FLUX 3 Video ouvre son API et met un prix au brouillon
— AUDIOVISUEL
Black Forest Labs sort FLUX 3 Video de sa phase fermée et le facture à la seconde, brouillon compris. Le montage se pense désormais en deux passes, une rapide et pas chère pour trancher, une lourde pour livrer.

Un modèle vidéo qui sort d'accès anticipé n'a rien d'un évènement en soi. Ce qui compte ici, c'est la manière dont Black Forest Labs a construit la facturation : un mode Draft à six centimes la seconde pour tester une direction, puis un rendu complet à partir de dix-sept centimes qui reprend les sujets et les mouvements validés en amont.

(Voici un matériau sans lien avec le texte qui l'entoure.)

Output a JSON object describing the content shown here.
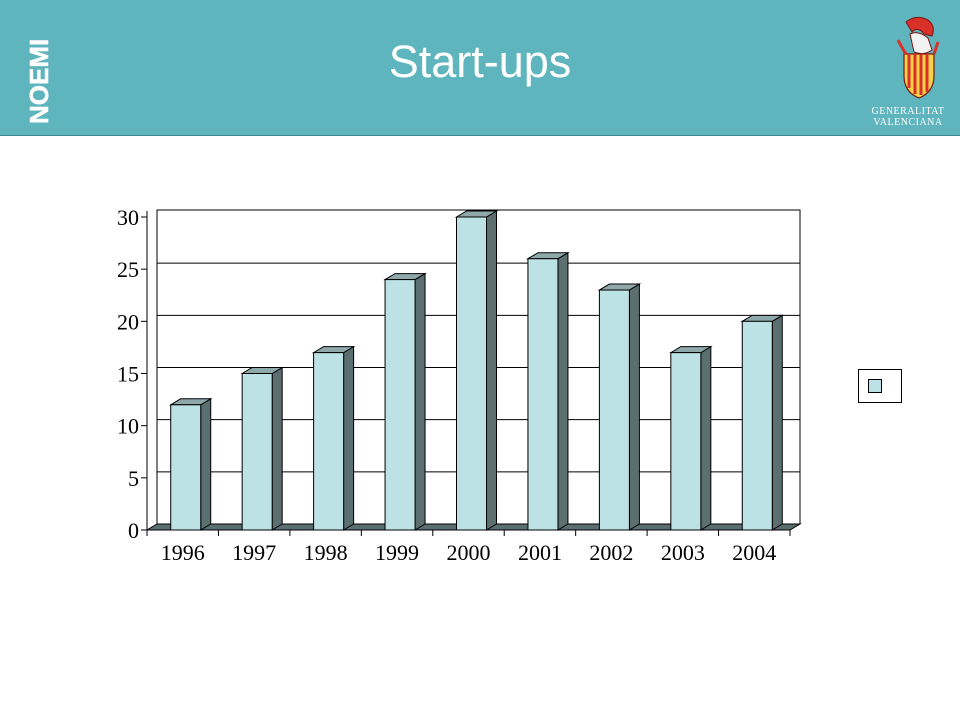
{
  "header": {
    "brand": "NOEMI",
    "title": "Start-ups",
    "org_line1": "GENERALITAT",
    "org_line2": "VALENCIANA",
    "emblem_icon": "generalitat-valenciana-emblem-icon",
    "background_color": "#5fb5be"
  },
  "chart_data": {
    "type": "bar",
    "categories": [
      "1996",
      "1997",
      "1998",
      "1999",
      "2000",
      "2001",
      "2002",
      "2003",
      "2004"
    ],
    "series": [
      {
        "values": [
          12,
          15,
          17,
          24,
          30,
          26,
          23,
          17,
          20
        ]
      }
    ],
    "title": "",
    "xlabel": "",
    "ylabel": "",
    "ylim": [
      0,
      30
    ],
    "yticks": [
      0,
      5,
      10,
      15,
      20,
      25,
      30
    ],
    "grid": true,
    "legend": "right",
    "style": "3d",
    "bar_front_color": "#bde2e6",
    "bar_side_color": "#5b6e70",
    "bar_top_color": "#8fa9ab"
  }
}
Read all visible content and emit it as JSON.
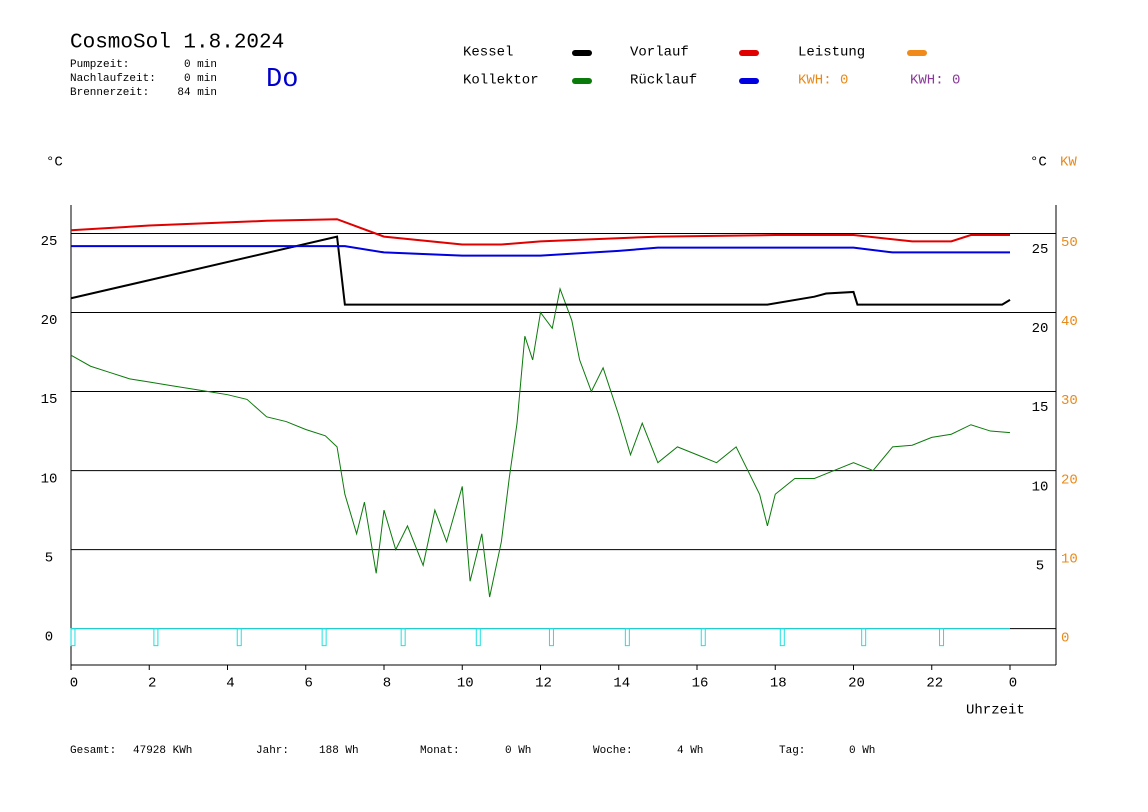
{
  "chart_data": {
    "type": "line",
    "title": "CosmoSol 1.8.2024",
    "day": "Do",
    "stats": [
      {
        "label": "Pumpzeit:",
        "value": "0 min"
      },
      {
        "label": "Nachlaufzeit:",
        "value": "0 min"
      },
      {
        "label": "Brennerzeit:",
        "value": "84 min"
      }
    ],
    "kwh_labels": [
      {
        "text": "KWH: 0",
        "color": "#e88a1a"
      },
      {
        "text": "KWH: 0",
        "color": "#8a3a9a"
      }
    ],
    "ylabel": "°C",
    "y2label": "°C",
    "y2label_unit": "KW",
    "xlabel": "Uhrzeit",
    "xlim": [
      0,
      24
    ],
    "xticks": [
      0,
      2,
      4,
      6,
      8,
      10,
      12,
      14,
      16,
      18,
      20,
      22,
      {
        "value": 24,
        "label": "0"
      }
    ],
    "ylim": [
      -2.3,
      26.8
    ],
    "yticks": [
      0,
      5,
      10,
      15,
      20,
      25
    ],
    "y2lim": [
      -4.6,
      53.6
    ],
    "y2ticks": [
      0,
      10,
      20,
      30,
      40,
      50
    ],
    "y2ticks_color": "#e88a1a",
    "yticks_right": [
      5,
      10,
      15,
      20,
      25
    ],
    "grid": true,
    "series": [
      {
        "name": "Kessel",
        "color": "#000000",
        "x": [
          0,
          6.8,
          7.0,
          17.8,
          19.0,
          19.3,
          20.0,
          20.1,
          23.8,
          24
        ],
        "values": [
          20.9,
          24.8,
          20.5,
          20.5,
          21.0,
          21.2,
          21.3,
          20.5,
          20.5,
          20.8
        ]
      },
      {
        "name": "Kollektor",
        "color": "#0a7a0a",
        "x": [
          0,
          0.5,
          1,
          1.5,
          2,
          2.5,
          3,
          3.5,
          4,
          4.5,
          5,
          5.5,
          6,
          6.5,
          6.8,
          7,
          7.3,
          7.5,
          7.8,
          8,
          8.3,
          8.6,
          9,
          9.3,
          9.6,
          10,
          10.2,
          10.5,
          10.7,
          11,
          11.2,
          11.4,
          11.6,
          11.8,
          12,
          12.3,
          12.5,
          12.8,
          13,
          13.3,
          13.6,
          14,
          14.3,
          14.6,
          15,
          15.5,
          16,
          16.5,
          17,
          17.3,
          17.6,
          17.8,
          18,
          18.5,
          19,
          19.5,
          20,
          20.5,
          21,
          21.5,
          22,
          22.5,
          23,
          23.5,
          24
        ],
        "values": [
          17.3,
          16.6,
          16.2,
          15.8,
          15.6,
          15.4,
          15.2,
          15.0,
          14.8,
          14.5,
          13.4,
          13.1,
          12.6,
          12.2,
          11.5,
          8.5,
          6.0,
          8.0,
          3.5,
          7.5,
          5.0,
          6.5,
          4.0,
          7.5,
          5.5,
          9.0,
          3.0,
          6.0,
          2.0,
          5.5,
          9.5,
          13.0,
          18.5,
          17.0,
          20.0,
          19.0,
          21.5,
          19.5,
          17.0,
          15.0,
          16.5,
          13.5,
          11.0,
          13.0,
          10.5,
          11.5,
          11.0,
          10.5,
          11.5,
          10.0,
          8.5,
          6.5,
          8.5,
          9.5,
          9.5,
          10.0,
          10.5,
          10.0,
          11.5,
          11.6,
          12.1,
          12.3,
          12.9,
          12.5,
          12.4
        ]
      },
      {
        "name": "Vorlauf",
        "color": "#e00000",
        "x": [
          0,
          2,
          5,
          6.8,
          8,
          10,
          11,
          12,
          15,
          18,
          20,
          21.5,
          22.5,
          23,
          24
        ],
        "values": [
          25.2,
          25.5,
          25.8,
          25.9,
          24.8,
          24.3,
          24.3,
          24.5,
          24.8,
          24.9,
          24.9,
          24.5,
          24.5,
          24.9,
          24.9
        ]
      },
      {
        "name": "Rücklauf",
        "color": "#0000e0",
        "x": [
          0,
          7,
          8,
          10,
          12,
          14,
          15,
          20,
          21,
          24
        ],
        "values": [
          24.2,
          24.2,
          23.8,
          23.6,
          23.6,
          23.9,
          24.1,
          24.1,
          23.8,
          23.8
        ]
      },
      {
        "name": "Leistung",
        "color": "#f08a1a",
        "x": [],
        "values": []
      }
    ],
    "pulses": {
      "color": "#20e0e0",
      "x": [
        0.05,
        2.17,
        4.3,
        6.47,
        8.49,
        10.41,
        12.28,
        14.22,
        16.16,
        18.18,
        20.26,
        22.25
      ]
    },
    "totals": [
      {
        "label": "Gesamt:",
        "value": "47928 KWh"
      },
      {
        "label": "Jahr:",
        "value": "188 Wh"
      },
      {
        "label": "Monat:",
        "value": "0 Wh"
      },
      {
        "label": "Woche:",
        "value": "4 Wh"
      },
      {
        "label": "Tag:",
        "value": "0 Wh"
      }
    ]
  }
}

Pour un motion designer ou un réalisateur de publicité qui doit chiffrer une exploration créative, ça change la négociation avec le client avant même le tournage virtuel. Trois pistes en brouillon coûtent l'équivalent d'un café, et seule celle qui passe en comité repart en qualité finale. La ligne de devis qui explosait autrefois sur dix versions générées à plein tarif devient soudain défendable.
Le modèle produit des clips de vingt secondes avec leur son, prolonge quatre secondes de matière existante en gardant la caméra et l'ambiance sonore, et gère plusieurs plans avec des dialogues synchronisés en différentes langues. De quoi construire une séquence courte complète sans repasser par un logiciel de montage à chaque essai, au moins pour le prototypage.
La sortie native reste en 720p, avec un agrandissement logiciel pour atteindre le 1080p. Pour un livrable client en haute définition, ça reste une image reconstruite, pas une captation native, et la différence se voit sur un écran large. Les promesses de 2K et 4K, comme la combinaison d'images, de vidéo et d'audio en référence, restent à venir sans date annoncée.
La vraie bascule n'est pas dans la longueur des clips mais dans le découpage du prix entre l'essai et le livrable, un réflexe que la photo générative avait déjà imposé et que la vidéo rattrape enfin. Reste à voir si les studios accepteront de facturer une exploration à six centimes la seconde quand le brief final se compte encore en heures de retouche humaine.